Destined to be the bomb detector of the future. Courtesy/commons.wikimedia.org
Researchers at Hunter College, part of the City University of New York, have created super-sniffer mice that have an increased ability to detect a specific odor, according to a study published 7 July in Cell Reports. The mice, which can be tuned to have different levels of sensitivity to any smell by using mouse or human odor receptors, could be used as land-mine detectors or as the basis for novel disease sensors.
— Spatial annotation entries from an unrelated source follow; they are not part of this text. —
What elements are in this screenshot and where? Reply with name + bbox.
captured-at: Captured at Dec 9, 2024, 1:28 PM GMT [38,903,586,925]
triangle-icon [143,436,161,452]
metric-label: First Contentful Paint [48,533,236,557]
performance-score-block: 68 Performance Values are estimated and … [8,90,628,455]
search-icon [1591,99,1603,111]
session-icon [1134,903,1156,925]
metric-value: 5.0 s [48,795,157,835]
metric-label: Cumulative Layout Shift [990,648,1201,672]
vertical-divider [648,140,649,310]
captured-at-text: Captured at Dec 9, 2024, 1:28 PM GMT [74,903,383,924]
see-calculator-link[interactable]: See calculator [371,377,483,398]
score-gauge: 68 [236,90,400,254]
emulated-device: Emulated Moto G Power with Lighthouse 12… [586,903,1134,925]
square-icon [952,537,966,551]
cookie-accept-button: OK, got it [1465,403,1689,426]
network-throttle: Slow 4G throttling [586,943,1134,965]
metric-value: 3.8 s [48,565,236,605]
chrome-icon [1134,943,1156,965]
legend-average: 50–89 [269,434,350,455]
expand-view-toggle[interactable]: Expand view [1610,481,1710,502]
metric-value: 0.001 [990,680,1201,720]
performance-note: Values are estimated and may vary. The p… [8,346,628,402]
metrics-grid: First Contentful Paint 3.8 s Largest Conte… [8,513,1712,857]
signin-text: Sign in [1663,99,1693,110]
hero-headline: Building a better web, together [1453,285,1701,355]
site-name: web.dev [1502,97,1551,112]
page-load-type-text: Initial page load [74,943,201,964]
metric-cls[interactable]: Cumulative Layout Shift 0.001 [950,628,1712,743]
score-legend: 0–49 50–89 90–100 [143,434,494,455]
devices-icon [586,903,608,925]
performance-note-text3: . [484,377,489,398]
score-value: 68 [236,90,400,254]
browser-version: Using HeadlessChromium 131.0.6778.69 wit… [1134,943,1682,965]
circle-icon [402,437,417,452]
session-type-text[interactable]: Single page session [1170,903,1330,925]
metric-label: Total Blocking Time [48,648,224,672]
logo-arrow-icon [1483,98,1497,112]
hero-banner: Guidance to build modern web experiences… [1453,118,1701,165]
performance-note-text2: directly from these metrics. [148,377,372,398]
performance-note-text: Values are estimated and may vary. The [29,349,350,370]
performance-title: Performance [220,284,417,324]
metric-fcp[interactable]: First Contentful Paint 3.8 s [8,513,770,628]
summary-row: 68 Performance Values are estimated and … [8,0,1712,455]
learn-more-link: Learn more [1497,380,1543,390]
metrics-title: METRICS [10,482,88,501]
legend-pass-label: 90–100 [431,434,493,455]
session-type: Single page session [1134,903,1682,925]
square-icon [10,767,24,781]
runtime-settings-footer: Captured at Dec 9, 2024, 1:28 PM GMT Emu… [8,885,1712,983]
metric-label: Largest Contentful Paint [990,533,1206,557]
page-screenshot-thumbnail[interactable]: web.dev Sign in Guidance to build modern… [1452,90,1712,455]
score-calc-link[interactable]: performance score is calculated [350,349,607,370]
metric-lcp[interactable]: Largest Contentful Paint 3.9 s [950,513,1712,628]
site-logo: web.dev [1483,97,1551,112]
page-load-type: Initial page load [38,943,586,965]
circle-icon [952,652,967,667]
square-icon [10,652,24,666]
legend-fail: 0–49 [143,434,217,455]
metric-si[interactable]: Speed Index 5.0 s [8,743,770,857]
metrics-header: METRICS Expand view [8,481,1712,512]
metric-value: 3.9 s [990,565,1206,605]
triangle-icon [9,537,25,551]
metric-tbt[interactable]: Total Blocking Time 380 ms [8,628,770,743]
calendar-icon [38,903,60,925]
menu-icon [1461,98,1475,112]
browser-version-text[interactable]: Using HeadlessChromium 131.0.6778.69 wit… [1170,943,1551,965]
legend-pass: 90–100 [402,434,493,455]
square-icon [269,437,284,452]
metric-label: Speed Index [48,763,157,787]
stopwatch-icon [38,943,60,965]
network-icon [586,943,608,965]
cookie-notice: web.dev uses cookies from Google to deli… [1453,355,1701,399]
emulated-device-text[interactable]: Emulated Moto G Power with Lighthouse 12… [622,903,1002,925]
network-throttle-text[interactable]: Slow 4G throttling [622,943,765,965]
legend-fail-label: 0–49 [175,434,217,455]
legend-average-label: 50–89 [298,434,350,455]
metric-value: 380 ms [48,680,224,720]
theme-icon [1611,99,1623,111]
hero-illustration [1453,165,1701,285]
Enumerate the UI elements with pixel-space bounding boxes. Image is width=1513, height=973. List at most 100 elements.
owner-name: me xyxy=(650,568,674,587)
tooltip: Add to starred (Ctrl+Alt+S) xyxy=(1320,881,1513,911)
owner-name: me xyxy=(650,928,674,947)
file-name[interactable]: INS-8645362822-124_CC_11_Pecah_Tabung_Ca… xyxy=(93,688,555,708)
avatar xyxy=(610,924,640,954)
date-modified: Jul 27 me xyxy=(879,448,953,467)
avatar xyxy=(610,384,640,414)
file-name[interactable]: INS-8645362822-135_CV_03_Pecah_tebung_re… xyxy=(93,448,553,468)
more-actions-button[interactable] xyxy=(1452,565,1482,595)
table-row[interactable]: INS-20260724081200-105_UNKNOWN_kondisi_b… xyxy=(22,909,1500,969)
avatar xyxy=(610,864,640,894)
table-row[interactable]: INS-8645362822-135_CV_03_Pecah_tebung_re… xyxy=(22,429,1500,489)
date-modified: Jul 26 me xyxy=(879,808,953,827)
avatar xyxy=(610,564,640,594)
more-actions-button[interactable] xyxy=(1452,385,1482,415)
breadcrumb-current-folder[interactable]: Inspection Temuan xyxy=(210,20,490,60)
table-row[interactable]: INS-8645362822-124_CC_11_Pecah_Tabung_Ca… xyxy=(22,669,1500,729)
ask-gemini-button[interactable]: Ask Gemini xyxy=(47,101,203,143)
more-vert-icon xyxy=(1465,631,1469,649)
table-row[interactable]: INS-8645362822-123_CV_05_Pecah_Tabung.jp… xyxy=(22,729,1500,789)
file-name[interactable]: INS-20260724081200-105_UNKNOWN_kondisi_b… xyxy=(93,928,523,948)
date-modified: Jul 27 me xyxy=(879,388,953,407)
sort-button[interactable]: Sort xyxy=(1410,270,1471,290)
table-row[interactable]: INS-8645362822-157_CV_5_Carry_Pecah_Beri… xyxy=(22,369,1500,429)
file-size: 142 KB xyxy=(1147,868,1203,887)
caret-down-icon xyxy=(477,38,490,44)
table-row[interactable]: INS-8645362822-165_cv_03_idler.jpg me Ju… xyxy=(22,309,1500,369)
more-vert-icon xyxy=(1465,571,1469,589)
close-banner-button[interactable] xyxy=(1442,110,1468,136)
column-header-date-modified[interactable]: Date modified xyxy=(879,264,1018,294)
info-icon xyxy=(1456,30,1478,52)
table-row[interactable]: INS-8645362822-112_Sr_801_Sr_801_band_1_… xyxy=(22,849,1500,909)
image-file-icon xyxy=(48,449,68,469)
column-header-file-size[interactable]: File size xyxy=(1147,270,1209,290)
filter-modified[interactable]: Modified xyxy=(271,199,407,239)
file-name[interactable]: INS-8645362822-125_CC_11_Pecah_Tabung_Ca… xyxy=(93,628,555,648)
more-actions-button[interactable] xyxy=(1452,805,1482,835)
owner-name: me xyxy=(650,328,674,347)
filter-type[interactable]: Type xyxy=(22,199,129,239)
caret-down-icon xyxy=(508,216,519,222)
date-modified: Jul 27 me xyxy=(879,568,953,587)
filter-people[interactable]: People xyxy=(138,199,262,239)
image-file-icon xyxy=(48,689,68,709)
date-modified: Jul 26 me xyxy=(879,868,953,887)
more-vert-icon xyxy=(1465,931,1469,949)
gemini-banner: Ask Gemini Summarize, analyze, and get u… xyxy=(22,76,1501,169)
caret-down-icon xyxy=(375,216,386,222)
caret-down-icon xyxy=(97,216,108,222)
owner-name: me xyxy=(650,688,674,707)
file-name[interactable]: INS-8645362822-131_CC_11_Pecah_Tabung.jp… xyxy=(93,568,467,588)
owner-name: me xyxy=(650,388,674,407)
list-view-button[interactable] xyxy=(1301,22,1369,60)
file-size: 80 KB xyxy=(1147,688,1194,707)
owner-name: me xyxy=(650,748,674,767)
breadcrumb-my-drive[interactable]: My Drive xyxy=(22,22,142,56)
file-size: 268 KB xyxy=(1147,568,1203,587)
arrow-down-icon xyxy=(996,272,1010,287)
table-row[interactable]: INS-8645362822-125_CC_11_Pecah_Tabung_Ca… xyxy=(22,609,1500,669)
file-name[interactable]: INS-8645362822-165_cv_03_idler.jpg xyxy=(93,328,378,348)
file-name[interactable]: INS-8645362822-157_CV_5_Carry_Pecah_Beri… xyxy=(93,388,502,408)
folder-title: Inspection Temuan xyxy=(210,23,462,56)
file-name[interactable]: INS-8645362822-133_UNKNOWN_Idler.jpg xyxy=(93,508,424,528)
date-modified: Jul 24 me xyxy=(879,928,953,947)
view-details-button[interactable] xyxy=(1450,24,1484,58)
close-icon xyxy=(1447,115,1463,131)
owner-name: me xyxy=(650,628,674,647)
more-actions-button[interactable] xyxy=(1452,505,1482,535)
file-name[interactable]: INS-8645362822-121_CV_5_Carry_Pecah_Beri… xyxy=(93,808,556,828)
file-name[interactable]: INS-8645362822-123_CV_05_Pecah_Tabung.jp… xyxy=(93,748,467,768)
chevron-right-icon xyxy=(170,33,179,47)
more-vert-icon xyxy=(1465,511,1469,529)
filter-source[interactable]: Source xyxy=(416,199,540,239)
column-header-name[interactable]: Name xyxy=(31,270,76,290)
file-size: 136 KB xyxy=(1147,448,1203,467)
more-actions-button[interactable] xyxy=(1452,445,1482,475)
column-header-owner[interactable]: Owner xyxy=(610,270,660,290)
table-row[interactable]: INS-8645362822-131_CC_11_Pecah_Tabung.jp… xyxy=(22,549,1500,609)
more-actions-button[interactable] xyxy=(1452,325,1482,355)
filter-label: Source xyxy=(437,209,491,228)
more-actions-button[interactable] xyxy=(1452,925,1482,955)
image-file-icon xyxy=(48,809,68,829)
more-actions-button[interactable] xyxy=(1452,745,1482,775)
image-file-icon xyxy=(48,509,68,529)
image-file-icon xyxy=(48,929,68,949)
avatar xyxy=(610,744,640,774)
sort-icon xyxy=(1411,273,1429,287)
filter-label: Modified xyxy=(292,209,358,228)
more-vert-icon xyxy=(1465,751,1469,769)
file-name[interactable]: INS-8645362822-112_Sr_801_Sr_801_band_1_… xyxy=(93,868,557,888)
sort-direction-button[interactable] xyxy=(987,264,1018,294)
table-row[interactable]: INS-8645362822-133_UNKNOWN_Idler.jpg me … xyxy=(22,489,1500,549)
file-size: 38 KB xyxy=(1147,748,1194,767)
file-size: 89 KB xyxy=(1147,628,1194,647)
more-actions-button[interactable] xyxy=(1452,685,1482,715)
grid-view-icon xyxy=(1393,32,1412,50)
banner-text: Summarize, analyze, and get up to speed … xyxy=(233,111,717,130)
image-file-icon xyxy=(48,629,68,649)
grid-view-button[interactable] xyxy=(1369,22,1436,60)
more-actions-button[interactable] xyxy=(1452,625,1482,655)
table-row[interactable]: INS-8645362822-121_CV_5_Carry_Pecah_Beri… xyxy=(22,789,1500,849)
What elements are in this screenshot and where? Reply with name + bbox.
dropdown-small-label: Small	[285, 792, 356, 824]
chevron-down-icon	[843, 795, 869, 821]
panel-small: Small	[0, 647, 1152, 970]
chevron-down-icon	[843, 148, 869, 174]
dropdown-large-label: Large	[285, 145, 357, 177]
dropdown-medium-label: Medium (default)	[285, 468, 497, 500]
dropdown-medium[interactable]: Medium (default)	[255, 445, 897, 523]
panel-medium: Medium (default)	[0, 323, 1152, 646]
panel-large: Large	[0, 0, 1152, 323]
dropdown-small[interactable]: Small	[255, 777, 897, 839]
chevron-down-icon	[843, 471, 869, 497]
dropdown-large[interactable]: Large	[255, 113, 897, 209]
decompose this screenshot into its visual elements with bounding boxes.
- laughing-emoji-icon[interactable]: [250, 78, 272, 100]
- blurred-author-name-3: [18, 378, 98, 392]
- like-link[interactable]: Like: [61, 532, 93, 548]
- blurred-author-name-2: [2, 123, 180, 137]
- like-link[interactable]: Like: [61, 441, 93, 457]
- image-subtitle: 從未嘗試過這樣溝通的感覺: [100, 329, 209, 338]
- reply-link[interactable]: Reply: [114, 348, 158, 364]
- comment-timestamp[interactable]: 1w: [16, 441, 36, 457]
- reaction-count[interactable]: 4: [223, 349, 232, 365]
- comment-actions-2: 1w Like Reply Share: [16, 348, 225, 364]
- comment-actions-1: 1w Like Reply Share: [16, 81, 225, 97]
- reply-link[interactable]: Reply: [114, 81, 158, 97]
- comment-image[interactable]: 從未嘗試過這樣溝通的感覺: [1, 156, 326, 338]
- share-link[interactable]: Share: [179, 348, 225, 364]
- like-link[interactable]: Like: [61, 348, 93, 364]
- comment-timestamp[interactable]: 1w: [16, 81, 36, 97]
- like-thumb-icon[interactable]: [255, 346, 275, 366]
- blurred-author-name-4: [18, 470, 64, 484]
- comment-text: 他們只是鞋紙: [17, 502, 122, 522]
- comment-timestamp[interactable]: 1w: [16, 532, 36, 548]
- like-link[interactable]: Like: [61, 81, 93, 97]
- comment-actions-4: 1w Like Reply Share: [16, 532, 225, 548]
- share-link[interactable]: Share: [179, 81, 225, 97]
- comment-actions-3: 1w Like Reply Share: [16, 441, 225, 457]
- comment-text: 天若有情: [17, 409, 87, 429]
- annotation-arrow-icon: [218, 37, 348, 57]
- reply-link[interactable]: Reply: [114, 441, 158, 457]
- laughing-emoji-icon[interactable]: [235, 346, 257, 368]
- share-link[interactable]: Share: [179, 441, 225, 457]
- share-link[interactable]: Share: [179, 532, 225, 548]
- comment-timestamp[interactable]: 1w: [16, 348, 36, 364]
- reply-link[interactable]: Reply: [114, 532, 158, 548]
The technology, a transgenic approach to engineering the mouse genome, could also provide researchers with a way to study human odor receptors. “This is one of our five basic senses, yet we have almost no clue how odors are coded by the brain,” says lead investigator Paul Feinstein, an associate professor of biological sciences at Hunter. “It’s still a black box.”
The nature of the odor receptors was discovered in 1991, a Nobel Prize winning feat, but exactly how the olfactory system wires itself still is not well understood. The noses of mammals contain a collection of sensory neurons, each equipped with a single chemical sensor called a receptor that detects a specific odor. In mice, as in humans, each neuron selects only one receptor. Collectively, neurons choose an even distribution of receptors, so each of the thousand distinct receptors is represented in about 0.1 percent of neurons.
Cell Press says that in an effort to understand the mechanism these neurons use to choose a specific receptor, Feinstein tinkered with the mouse genome. He introduced the DNA for an odor receptor gene transgenically, by injection into the nucleus of a fertilized egg cell. He also added an extra string of DNA to the gene sequence to see if it would alter the probability of the gene being chosen. After a few attempts, he found a string that, when copied four or more times, worked.
More copies of this extra string of DNA resulted in a series of super-sniffer mice with increasing numbers of neurons expressing the selected receptor, a well-characterized receptor that detects acetophenone, which has a sweet smell similar to jasmine. The mice still maintain a relatively even distribution of other odor receptors. “We don’t know how the neuron performs singular gene choice yet, but we can increase the probability of a given choice occurring,” says Feinstein.